Pondering Paris
FRANCE | Tuesday, 26 May 2015 | Views [114] | Scholarship Entry
I had just arrived in Paris, and that fact alone seemed to energize me. It was the type of energy that released itself slowly and carried me like a great tide despite jet-lag and exhaustion. As the bus cut and chiseled its way through the traffic, I was fixated by the strange new world outside my window. Romance mingled with urine as beggars sifted through bins for food scraps. I spied cobbled alleyways calling out to me, enticing me to approach without a map and get lost in a criss-crossed hullabaloo of litter and the tickling aroma of spring flowers. Tulips stood plentiful, in war formation as kids charged over the top of them.
The bus edged through the traffic like the faulty zipper on the jersey you choose not to wear because it takes too long to coax the zipper upwards. In the midst of trying to cut through the pandemonium of Parisian traffic, our bus stopped in the middle of the road. The driver attempted to coax the bus back to life as cars began to honk at us. Suddenly, he dashed out the bus and disappeared down a side street.
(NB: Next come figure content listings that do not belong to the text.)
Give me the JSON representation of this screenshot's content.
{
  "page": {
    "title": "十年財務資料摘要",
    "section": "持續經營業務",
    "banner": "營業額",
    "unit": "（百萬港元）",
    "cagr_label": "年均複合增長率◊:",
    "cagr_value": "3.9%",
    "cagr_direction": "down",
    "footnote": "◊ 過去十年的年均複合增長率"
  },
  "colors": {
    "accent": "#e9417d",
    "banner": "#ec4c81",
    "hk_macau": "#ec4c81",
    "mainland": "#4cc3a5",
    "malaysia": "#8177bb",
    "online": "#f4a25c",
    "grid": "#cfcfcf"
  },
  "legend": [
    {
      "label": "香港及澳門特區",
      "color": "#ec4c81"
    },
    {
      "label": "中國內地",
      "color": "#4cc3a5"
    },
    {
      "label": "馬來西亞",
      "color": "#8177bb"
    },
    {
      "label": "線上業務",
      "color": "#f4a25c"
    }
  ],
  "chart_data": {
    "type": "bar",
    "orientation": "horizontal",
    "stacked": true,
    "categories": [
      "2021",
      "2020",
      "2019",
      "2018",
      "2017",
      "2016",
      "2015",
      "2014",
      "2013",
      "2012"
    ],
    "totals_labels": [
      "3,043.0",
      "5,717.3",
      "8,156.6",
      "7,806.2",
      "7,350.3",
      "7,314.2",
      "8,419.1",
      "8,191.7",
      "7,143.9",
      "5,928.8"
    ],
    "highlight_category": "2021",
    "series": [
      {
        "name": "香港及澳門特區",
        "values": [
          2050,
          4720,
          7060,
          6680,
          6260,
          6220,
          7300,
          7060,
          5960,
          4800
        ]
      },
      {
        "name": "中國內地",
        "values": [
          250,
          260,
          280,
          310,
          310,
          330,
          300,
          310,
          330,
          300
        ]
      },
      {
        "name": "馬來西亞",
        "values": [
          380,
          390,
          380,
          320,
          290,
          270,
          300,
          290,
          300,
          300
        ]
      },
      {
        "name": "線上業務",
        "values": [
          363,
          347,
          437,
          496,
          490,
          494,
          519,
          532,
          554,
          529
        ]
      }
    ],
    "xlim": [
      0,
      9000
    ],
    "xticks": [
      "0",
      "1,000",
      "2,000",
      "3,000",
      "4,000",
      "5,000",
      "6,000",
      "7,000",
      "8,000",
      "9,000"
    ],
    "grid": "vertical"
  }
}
As minutes passed, a long wail of a siren took over from the honking of the horns. To my horror I realised an ambulance had managed to edge through the wall of cars without realising that once it got through it all, it would be stuck behind our bus. With no solution in sight and our shady bus driver still not having made his grand reappearance, all of us on the bus were at a loss on what to do. Some people had started banging their fists against the bus to vent their annoyance. A French woman who had enough of being stuck fought her way onto the bus and sat at the driver’s seat. She fumbled around, exactly like our driver had, but the bus remained stationary.
As tempers around us threatened to explode, we caught sight of what looked to be our bus driver. Relieved, we cheered for him as he ran to the side of the bus, drenched in sweat as fluid, molten French, not found in the tourist phrase books, spewed out from car windows. I wished that Paris' motorists could see this as less of an inconvenience. Whilst in New Zealand a traffic jam would have annoyed me too, but here- in Paris- it was a spectacular passion- filled adventure! Twenty minutes into my long anticipated introduction to the City of Love, and I was in my element, the world in my hands. In the driver’s hand… a can of petrol.